Mycorrhizae, or fungus-root, is another type of mutualistic symbiosis existing with the vast majority of desert plants, where the mycorrhizal fungal hyphae stretch out exploring the soil for nutrients like phosphate and ammonium and for water, and exchanging those resources with the plant for the carbon fixed. There are many types of mycorrhizae in deserts. The most common are arbuscular mycorrhizae found with most desert plants. These include relationships among fungi, legumes, and rhizobia bacteria, with the fungus providing phosphate and water, the plant carbon (energy), and the rhizobium nitrogen.

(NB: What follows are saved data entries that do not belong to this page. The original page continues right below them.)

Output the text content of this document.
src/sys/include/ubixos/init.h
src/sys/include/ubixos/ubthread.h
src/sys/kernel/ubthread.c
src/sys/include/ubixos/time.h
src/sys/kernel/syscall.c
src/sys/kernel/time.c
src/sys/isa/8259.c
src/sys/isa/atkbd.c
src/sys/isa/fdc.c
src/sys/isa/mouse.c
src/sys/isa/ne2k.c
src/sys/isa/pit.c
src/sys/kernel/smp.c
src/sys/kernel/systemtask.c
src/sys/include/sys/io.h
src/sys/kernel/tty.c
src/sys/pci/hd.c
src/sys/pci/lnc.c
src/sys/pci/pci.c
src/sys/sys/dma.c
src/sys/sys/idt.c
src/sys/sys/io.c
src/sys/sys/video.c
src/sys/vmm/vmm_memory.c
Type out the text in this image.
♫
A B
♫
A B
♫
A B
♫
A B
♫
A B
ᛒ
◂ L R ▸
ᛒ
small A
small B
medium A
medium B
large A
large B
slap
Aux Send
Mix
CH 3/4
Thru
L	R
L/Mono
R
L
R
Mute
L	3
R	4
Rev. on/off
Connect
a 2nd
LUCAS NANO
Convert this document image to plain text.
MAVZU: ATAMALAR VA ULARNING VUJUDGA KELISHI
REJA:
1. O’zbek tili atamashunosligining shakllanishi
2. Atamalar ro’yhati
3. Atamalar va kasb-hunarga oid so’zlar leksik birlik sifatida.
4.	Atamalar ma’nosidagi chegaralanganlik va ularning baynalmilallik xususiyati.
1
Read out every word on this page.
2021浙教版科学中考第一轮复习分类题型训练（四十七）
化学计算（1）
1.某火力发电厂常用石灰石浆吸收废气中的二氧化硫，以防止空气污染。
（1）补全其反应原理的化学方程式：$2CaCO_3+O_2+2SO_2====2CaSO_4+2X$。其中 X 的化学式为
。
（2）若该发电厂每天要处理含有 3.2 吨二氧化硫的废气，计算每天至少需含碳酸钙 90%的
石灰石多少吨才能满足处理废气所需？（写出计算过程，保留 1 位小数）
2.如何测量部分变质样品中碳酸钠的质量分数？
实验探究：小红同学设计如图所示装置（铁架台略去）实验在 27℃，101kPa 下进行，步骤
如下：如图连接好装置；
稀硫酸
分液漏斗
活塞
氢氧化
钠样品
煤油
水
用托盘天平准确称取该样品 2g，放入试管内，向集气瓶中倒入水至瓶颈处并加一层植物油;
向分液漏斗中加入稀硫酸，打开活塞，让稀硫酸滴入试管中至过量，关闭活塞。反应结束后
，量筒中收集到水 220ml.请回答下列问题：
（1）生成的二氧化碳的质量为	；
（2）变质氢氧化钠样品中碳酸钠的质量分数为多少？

Those microphyll woodlands, with their countless essential microbial associates, are a critical component of the California deserts. Their importance in carbon sequestration cannot be overstated. Microbial associations also play a critical role in ensuring that these woodlands have access to water and soil nutrients, even in dry years, so that the trees can produce leaves and flowers every spring. This yearly bloom and the pollinating insects they attract provides an essential fuel for western northward migrating birds. These birds follow a flyway that they have traveled thousands and perhaps millions of years. Leaving their wintering grounds in Mexico, Central and South America, the birds fly up the Gulf of California and then up the course of the Colorado River. In a region somewhere around the border of the Colorado and Mojave Deserts, the birds then abruptly turn left and cross the desert, stopping in the microphyll woodlands to refuel and hydrate before continuing. The desert leg of their migration is necessary for them to continue north through California, Oregon, Washington, and points north. Otherwise, the Sierra Nevada and Cascade Mountain Ranges create an insurmountable barrier from accessing those western forests. Without the microphyll woodlands, especially in dry years, they may not have the energy to reach their breeding habitats.
Nullius in verba
Go outside, tip your hat to a chuckwalla (and a cactus), think like a mountain, and be safe.